Bertemulah saya dengan teman lama yang ternyata dia sudah bekerja di sebuah perusahaan. Dan saya sangat tertarik ingin bekerja seperti dia yang kelihatan hidupnya mapan. Beberapa waktu kemudian saya mencoba melamar ke perusahaan itu dengan hanya berbekal uang seadanya yang sudah habis setengahnya dipakai bayar bis kota. Uang saya hanya tersisa untuk pulang saja. Jadi makan siang saya lewati. Setelah lamaran dimasukan kemudian saya disuruh menunggu dan 3 jam kemudian saya disuruh pulang dan mereka akan menghubungi saya. "Oh Tuhan yang Agung, berikanlah saya kesabaran yang melimpah saat ini". Saya harus pulang kembali ke kota saya yang memakan waktu 3 jam dan uang saya hanya tersisa sedikit. Mau dikata apa lagi, saya harus pulang dulu dan menunggu panggilan. Menjelang malam di perjalanan saya tertidur dan terbangun ketika sang sopir menepuk pundak saya ternyata sudah tiba di terminal bis.
Akhirnya saya diterima juga setelah melalui proses panjang dan memakan waktu yang lumayan lama, namun saya harus pindah lagi ke kota ini,dan berita buruknya adalah Perusahaan mengharuskan saya bekerja besok pagi. Saya terpaksa harus pulang lagi dan rencana-nya besok mau pinjam uang kepada teman untuk biaya transportasi dan mencari rumah sewaan.
Pagi sekali saya sudah berkemas dengan hanya membawa tas kecil yang dalam-nya hanya beberapa potong pakaian saja yang saya punya. Dari sinilah awal saya mulai menata hidup baru yang sudah saya perjuangkan sekuat tenaga.
Setelah bekerja beberapa waktu, saya mendapatkan peningkatan dalam taraf hidup. Saya menikmati setiap pendapatan yang saya dapat. Tidak lupa selalu berbagi juga kepada orang miskin yang membutuhkan. bahkan karir saya naik hingga Manager, yang artinya saya mendapatkan pendapatan yang lebih baik. Jadi rupanya beginilah hidup yang sahabat saya alami saat itu, dengan kerja keras, keberuntungan, kesabaran, rejeki dari Tuhan, maka saya bisa menjalaninya dengan baik.

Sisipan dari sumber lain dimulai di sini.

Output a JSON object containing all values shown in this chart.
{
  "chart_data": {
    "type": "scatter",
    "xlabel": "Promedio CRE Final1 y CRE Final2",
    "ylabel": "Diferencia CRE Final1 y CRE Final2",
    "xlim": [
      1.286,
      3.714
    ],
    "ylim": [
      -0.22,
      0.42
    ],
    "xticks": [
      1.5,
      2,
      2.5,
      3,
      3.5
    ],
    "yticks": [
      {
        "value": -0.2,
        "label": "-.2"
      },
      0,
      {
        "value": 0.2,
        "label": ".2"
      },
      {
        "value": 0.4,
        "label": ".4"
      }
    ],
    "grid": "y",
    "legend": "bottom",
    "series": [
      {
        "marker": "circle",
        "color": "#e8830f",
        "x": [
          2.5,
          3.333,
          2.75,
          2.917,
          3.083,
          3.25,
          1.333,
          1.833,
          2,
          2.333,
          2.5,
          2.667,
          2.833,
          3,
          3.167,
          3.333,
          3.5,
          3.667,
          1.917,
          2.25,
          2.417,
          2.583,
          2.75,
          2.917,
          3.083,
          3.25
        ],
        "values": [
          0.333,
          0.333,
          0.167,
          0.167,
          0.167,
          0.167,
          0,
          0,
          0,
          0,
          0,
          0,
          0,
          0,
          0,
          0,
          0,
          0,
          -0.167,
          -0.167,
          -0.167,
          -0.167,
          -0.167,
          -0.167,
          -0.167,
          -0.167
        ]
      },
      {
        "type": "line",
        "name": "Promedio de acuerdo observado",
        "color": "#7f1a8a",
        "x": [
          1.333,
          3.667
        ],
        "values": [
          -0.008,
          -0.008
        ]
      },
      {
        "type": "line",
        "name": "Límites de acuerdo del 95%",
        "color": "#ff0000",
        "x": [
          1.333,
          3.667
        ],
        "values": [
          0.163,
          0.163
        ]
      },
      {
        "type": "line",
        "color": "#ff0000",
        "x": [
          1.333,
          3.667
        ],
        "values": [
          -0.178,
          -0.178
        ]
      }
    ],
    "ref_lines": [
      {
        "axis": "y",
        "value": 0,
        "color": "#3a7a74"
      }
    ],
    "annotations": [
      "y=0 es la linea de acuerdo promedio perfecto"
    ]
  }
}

Kini saya terus menikmati hasil jerih payah ini bersama keluarga saya. Saya mendapatkan istri yang cantik dan baik, begitu juga anak- anak yang baik dan lucu. Tidak lupa saya ajarkan ke keluarga saya sebuah arti kesabaran dan itu adalah kunci menuju kesuksesan.
Dalam kenyataannya, saya hanyalah seorang manusia yang sedikit beruntung karena kesabaran saya selama itu. Namun saya masih mencari sebuah jawaban yang akan terus saya cari dan cari. Hidup ini akan hampa kalau kita tidak pernah tahu siapa diri kita sebenarnya. Namun janganlah kita hidup dari masa lalu, Tuhan pun membuat mata dan muka kita ke depan, agar kita selalu senantiasa memandang ke depan saja.